Pantau - Kementerian Ekonomi Kreatif (Kemenekraf) menjajaki kolaborasi strategis dengan Lippo Malls Indonesia guna memperkuat ekosistem ekonomi kreatif sepanjang 2026 melalui pengembangan talenta, perluasan akses pasar, dan pendayagunaan kekayaan intelektual (intellectual property/IP) lokal.
Kolaborasi Pemerintah dan Swasta Perkuat Ekosistem Ekraf
Wakil Menteri Ekonomi Kreatif Irene Umar mengatakan kolaborasi antara pemerintah dan sektor swasta menjadi faktor penting dalam membangun ekosistem ekonomi kreatif yang berkelanjutan.
Ia mengungkapkan, “Kolaborasi antara pemerintah dan sektor swasta menjadi kunci dalam membangun ekosistem ekonomi kreatif yang berkelanjutan. Pusat perbelanjaan dapat menjadi ruang bertemunya talenta kreatif, komunitas, industri, dan masyarakat sehingga karya kreatif Indonesia memiliki ruang yang lebih luas untuk berkembang dan memberikan nilai tambah ekonomi.”
Dalam pertemuan tersebut, Kemenekraf dan Lippo Malls Indonesia menyepakati rencana kolaborasi yang akan diwujudkan melalui berbagai aktivasi kreatif pada Agustus dan Oktober 2026.

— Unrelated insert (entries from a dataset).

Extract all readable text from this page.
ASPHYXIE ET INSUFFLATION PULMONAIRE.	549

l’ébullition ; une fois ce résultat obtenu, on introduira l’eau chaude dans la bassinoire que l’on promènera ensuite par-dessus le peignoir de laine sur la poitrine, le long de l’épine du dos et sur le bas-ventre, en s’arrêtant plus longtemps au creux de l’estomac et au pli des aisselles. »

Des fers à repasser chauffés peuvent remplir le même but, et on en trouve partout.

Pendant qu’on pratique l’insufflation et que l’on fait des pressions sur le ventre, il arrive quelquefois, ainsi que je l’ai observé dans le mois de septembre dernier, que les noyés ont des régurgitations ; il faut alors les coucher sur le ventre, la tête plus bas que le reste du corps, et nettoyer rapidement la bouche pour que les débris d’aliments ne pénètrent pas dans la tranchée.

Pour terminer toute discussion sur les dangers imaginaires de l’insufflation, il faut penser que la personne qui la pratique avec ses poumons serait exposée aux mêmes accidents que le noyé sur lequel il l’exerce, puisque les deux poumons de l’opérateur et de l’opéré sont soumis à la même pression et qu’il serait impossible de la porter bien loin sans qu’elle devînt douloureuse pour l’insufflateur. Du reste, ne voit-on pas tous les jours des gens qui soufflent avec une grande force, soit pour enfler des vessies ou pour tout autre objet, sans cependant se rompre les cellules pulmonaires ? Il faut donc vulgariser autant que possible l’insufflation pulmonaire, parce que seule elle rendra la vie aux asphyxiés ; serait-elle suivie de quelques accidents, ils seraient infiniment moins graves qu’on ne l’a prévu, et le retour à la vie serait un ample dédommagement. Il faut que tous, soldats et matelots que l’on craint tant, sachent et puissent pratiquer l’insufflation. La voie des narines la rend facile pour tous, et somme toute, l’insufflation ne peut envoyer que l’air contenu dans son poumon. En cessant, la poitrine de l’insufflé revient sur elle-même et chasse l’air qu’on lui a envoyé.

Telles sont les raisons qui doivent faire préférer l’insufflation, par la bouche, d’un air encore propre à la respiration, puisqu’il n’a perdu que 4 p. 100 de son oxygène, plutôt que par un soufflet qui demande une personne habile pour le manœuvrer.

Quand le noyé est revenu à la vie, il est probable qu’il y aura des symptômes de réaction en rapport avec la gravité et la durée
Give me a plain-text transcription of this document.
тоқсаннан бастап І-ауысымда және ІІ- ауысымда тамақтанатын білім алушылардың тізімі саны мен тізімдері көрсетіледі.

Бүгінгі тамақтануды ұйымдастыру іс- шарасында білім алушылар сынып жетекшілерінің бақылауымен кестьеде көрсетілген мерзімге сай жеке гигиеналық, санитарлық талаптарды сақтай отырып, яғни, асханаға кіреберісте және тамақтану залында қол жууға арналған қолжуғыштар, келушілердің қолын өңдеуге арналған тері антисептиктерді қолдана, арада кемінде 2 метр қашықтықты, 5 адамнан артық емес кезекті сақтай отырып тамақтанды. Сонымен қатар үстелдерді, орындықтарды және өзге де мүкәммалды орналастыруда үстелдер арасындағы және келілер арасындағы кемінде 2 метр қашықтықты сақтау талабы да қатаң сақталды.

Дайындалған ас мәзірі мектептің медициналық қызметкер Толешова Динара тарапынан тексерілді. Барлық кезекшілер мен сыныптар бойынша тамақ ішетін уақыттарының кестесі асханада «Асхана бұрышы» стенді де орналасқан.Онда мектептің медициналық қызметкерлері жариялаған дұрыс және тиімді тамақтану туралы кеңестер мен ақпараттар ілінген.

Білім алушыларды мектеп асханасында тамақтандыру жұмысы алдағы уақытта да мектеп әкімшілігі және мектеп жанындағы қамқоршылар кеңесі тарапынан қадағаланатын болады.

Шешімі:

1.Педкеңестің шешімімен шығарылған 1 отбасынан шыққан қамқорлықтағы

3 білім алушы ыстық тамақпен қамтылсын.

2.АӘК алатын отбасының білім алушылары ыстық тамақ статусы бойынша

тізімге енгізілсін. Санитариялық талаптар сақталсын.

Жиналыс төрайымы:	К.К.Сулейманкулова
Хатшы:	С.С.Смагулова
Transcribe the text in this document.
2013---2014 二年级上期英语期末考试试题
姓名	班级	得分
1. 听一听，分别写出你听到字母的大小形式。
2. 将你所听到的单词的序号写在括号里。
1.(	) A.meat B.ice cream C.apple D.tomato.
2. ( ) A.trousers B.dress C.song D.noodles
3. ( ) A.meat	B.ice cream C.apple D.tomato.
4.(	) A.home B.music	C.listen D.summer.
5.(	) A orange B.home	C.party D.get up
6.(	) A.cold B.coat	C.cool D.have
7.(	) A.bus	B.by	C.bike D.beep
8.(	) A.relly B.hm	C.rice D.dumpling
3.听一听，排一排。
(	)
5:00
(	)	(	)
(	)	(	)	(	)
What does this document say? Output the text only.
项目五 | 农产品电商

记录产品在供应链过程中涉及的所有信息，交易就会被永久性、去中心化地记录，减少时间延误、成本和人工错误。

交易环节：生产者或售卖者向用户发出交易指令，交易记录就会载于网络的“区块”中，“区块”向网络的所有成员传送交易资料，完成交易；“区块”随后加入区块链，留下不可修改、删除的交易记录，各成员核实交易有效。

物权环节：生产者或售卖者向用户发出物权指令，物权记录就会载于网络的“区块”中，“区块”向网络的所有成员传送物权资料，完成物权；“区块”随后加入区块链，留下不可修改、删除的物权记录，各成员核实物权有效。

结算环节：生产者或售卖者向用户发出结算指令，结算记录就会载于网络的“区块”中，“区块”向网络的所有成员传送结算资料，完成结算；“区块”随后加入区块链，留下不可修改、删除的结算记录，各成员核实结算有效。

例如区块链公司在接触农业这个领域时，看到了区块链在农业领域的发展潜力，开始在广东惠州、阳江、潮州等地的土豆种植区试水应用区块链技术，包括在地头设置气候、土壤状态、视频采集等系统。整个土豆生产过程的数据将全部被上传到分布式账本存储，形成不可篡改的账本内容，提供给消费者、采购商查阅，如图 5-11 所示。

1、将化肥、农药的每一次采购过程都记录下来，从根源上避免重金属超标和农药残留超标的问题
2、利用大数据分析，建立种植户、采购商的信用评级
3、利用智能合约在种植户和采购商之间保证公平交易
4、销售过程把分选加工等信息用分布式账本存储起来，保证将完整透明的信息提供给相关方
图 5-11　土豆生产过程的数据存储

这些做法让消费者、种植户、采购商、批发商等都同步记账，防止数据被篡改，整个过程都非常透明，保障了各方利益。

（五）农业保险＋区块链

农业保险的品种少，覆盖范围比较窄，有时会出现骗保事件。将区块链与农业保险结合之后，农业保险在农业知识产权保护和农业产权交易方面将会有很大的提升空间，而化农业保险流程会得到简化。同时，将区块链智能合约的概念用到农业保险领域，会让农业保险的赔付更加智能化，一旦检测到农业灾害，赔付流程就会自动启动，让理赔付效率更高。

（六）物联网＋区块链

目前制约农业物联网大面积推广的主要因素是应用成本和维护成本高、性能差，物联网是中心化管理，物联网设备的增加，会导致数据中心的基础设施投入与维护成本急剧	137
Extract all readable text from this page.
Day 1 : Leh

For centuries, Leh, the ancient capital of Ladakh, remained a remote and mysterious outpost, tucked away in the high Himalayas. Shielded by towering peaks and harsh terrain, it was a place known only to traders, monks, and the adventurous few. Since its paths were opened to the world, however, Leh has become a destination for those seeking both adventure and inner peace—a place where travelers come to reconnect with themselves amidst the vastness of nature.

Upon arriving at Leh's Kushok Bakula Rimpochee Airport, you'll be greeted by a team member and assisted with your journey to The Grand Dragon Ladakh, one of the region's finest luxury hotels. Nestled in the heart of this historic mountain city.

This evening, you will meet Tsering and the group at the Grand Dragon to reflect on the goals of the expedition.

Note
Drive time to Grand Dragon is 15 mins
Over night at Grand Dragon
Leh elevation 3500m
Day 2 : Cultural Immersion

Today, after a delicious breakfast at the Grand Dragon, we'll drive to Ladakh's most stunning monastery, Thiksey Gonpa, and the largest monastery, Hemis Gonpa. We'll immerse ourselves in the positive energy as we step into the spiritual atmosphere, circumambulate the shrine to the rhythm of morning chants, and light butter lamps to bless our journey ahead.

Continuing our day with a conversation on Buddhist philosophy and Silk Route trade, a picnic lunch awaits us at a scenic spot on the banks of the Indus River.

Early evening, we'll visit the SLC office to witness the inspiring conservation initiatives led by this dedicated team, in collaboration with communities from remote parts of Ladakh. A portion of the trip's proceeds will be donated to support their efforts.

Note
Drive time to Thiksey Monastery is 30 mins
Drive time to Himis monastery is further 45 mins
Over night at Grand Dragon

Program tersebut dirancang untuk memberikan ruang bagi pelaku ekonomi kreatif lintas subsektor dalam menampilkan karya, membangun jejaring, serta mengeksplorasi peluang komersialisasi.
Lippo Malls Siap Dorong Pengembangan IP Lokal
Irene menegaskan aktivasi kreatif tersebut harus berorientasi pada pembangunan ekosistem jangka panjang melalui kurasi yang ketat, kolaborasi antarmerek lokal, pelibatan komunitas, dan strategi promosi yang tepat agar memberikan dampak nyata bagi pelaku ekonomi kreatif.
Chief Marketing Officer Lippo Malls Indonesia Santiwati Basuki mengatakan pihaknya akan menghadirkan berbagai program yang mendukung pengembangan IP lokal, komunitas, dan talenta ekonomi kreatif melalui jaringan pusat perbelanjaan di berbagai daerah.
Ia mengungkapkan, “Kami berharap Lippo Malls dapat menjadi katalisator bagi pertumbuhan ekonomi kreatif Indonesia. Tidak hanya menghadirkan ruang pamer, tetapi juga membuka peluang agar IP lokal dan talenta kreatif dapat berkembang menjadi merek yang berdaya saing serta hadir di ruang ritel secara berkelanjutan.”
Kolaborasi tersebut diharapkan mampu menciptakan ruang bagi lahirnya karya kreatif bernilai tambah sekaligus memperluas jangkauan pasar bagi produk lokal.